Sedouikech, Cedghiane : les zones qui montent
Loin du tumulte de Midoun, deux délégations de l'ouest concentrent les meilleures opportunités à -30 % du prix moyen.
Pendant que tout le monde regarde Aghir et Sidi Mahrez, deux zones discrètes du sud-ouest de Djerba — Sedouikech et Cedghiane — concentrent ce que le marché offre de plus rationnel : du foncier abordable, du potentiel de plus-value, et une vraie qualité de vie. Voici pourquoi y regarder maintenant.
Pourquoi ces zones étaient ignorées
Sedouikech et Cedghiane, au centre-sud de l'île, sont historiquement agricoles : palmeraies, oliviers, vergers. Pas de plage directe, peu d'hôtels, ambiance villageoise. Pour un acheteur en quête de « pieds dans l'eau », elles n'apparaissaient simplement pas sur la carte mentale.
Résultat : des prix au m² parmi les plus bas de l'île. Une maison traditionnelle de 200 m² s'y achète encore 95 000–180 000 TND, contre 350 000+ à Houmt-Souk pour un équivalent.
Ce qui a changé en 2025–2026
Trois facteurs ont rebattu les cartes : l'asphaltage de la route P109 qui désenclave Cedghiane (15 min de Houmt-Souk désormais, contre 28 min il y a trois ans) ; l'arrivée de la fibre optique dans les villages (essentiel pour les télétravailleurs) ; et l'effet de saturation sur les zones touristiques classiques, qui pousse les acheteurs en quête de calme à explorer plus loin.
Les premiers signaux de marché : +14 % sur le prix médian des terrains à Sedouikech au S2 2025, +9 % à Cedghiane. Encore loin des +20 %+ d'Aghir, mais la dynamique est lancée.
Pour qui ces zones ?
Investisseurs long terme (5–10 ans) : la plus-value y sera plus tirée que dans les zones déjà chaudes. Comptez +30 à +50 % sur 7 ans sur les bons emplacements.
Familles cherchant la résidence principale : qualité de vie inégalée, écoles publiques de bon niveau, sécurité, voisinage stable. C'est aussi là que vivent encore les artisans qui rénoveront vos houch.
Télétravailleurs européens : le ratio prix/qualité de vie est imbattable. Une villa 250 m² à 280 000 TND, soit 90 000 € — l'équivalent achète un studio en Île-de-France.

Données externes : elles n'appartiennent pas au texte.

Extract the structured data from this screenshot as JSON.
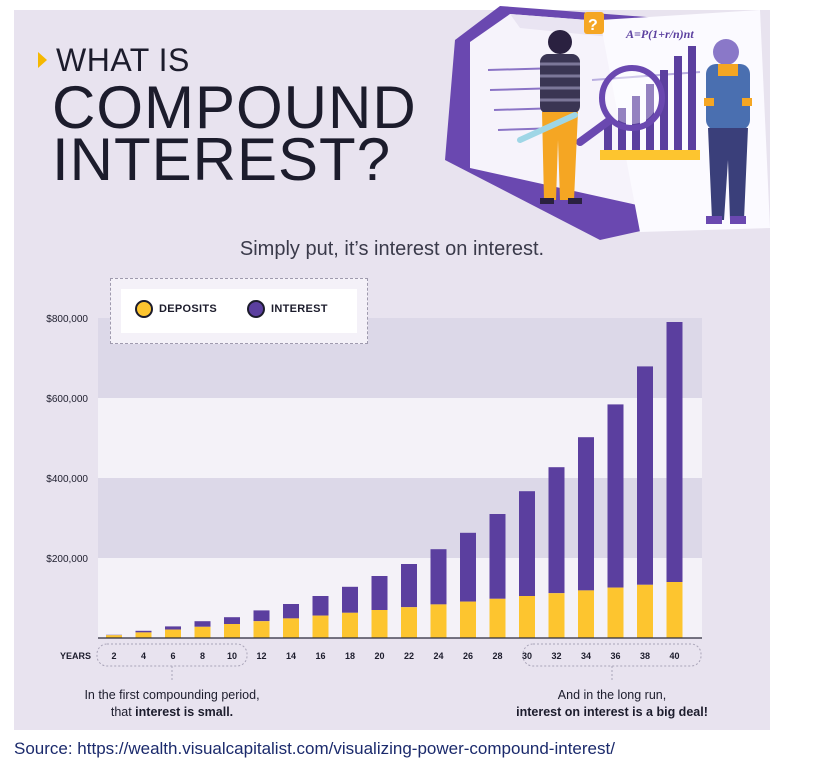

Quelques pièges à connaître
Pas tous les terrains sont constructibles. Certains classés agricoles le restent. Vérifier le PAU (Plan d'Aménagement Urbain) à la commune avant tout achat de terrain.

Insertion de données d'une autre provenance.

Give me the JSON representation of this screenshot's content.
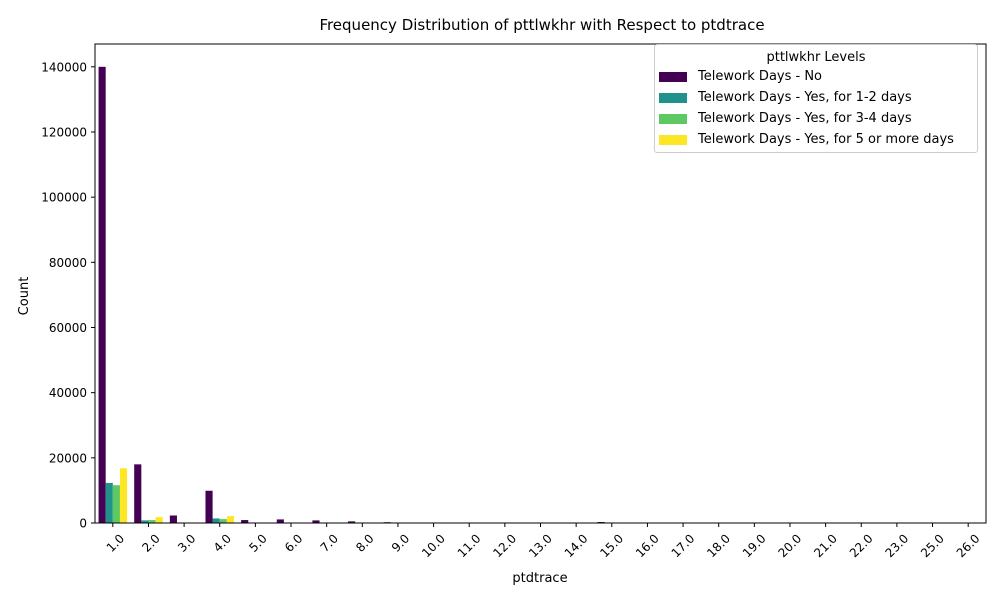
{
  "chart_data": {
    "type": "bar",
    "title": "Frequency Distribution of pttlwkhr with Respect to ptdtrace",
    "xlabel": "ptdtrace",
    "ylabel": "Count",
    "ylim": [
      0,
      147000
    ],
    "yticks": [
      0,
      20000,
      40000,
      60000,
      80000,
      100000,
      120000,
      140000
    ],
    "legend_title": "pttlwkhr Levels",
    "legend_position": "upper-right",
    "categories": [
      "1.0",
      "2.0",
      "3.0",
      "4.0",
      "5.0",
      "6.0",
      "7.0",
      "8.0",
      "9.0",
      "10.0",
      "11.0",
      "12.0",
      "13.0",
      "14.0",
      "15.0",
      "16.0",
      "17.0",
      "18.0",
      "19.0",
      "20.0",
      "21.0",
      "22.0",
      "23.0",
      "25.0",
      "26.0"
    ],
    "series": [
      {
        "name": "Telework Days - No",
        "color": "#440154",
        "values": [
          140000,
          18000,
          2300,
          9900,
          900,
          1100,
          800,
          500,
          250,
          80,
          60,
          50,
          40,
          60,
          300,
          40,
          30,
          20,
          20,
          15,
          10,
          10,
          10,
          10,
          10
        ]
      },
      {
        "name": "Telework Days - Yes, for 1-2 days",
        "color": "#21918c",
        "values": [
          12300,
          800,
          100,
          1400,
          50,
          60,
          40,
          30,
          20,
          5,
          5,
          5,
          5,
          5,
          20,
          5,
          5,
          0,
          0,
          0,
          0,
          0,
          0,
          0,
          0
        ]
      },
      {
        "name": "Telework Days - Yes, for 3-4 days",
        "color": "#5ec962",
        "values": [
          11600,
          900,
          100,
          1200,
          50,
          60,
          40,
          30,
          20,
          5,
          5,
          5,
          5,
          5,
          20,
          5,
          5,
          0,
          0,
          0,
          0,
          0,
          0,
          0,
          0
        ]
      },
      {
        "name": "Telework Days - Yes, for 5 or more days",
        "color": "#fde725",
        "values": [
          16800,
          1800,
          150,
          2100,
          80,
          100,
          60,
          40,
          30,
          10,
          5,
          5,
          5,
          5,
          30,
          5,
          5,
          0,
          0,
          0,
          0,
          0,
          0,
          0,
          0
        ]
      }
    ]
  }
}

Servitudes de passage fréquentes — un voisin peut avoir un droit de passage sur votre parcelle. Le titre foncier doit être lu avec un notaire local.
Pas tous les services sont au niveau : ramassage ordures hebdomadaire (vs quotidien à Houmt-Souk), pas de pharmacie de garde, hôpital à 25 km. À intégrer dans la décision.
Quelques bonnes adresses
À Cedghiane : le quartier d'El Khazroun, en bordure de palmeraie, à 8 min de la mer côté nord. Une vingtaine de houch entre 110 000 et 220 000 TND.
À Sedouikech : la zone de la mosquée Aïssa Mejnoun, traditionnel sans être fermé, accès facile à la P107. Terrains constructibles à partir de 200 TND/m².
“Acheter à Sedouikech aujourd'hui, c'est acheter Aghir d'il y a 12 ans. Pas le « pieds dans l'eau », mais la même logique : zone calme, sous-cotée, désenclavement progressif.”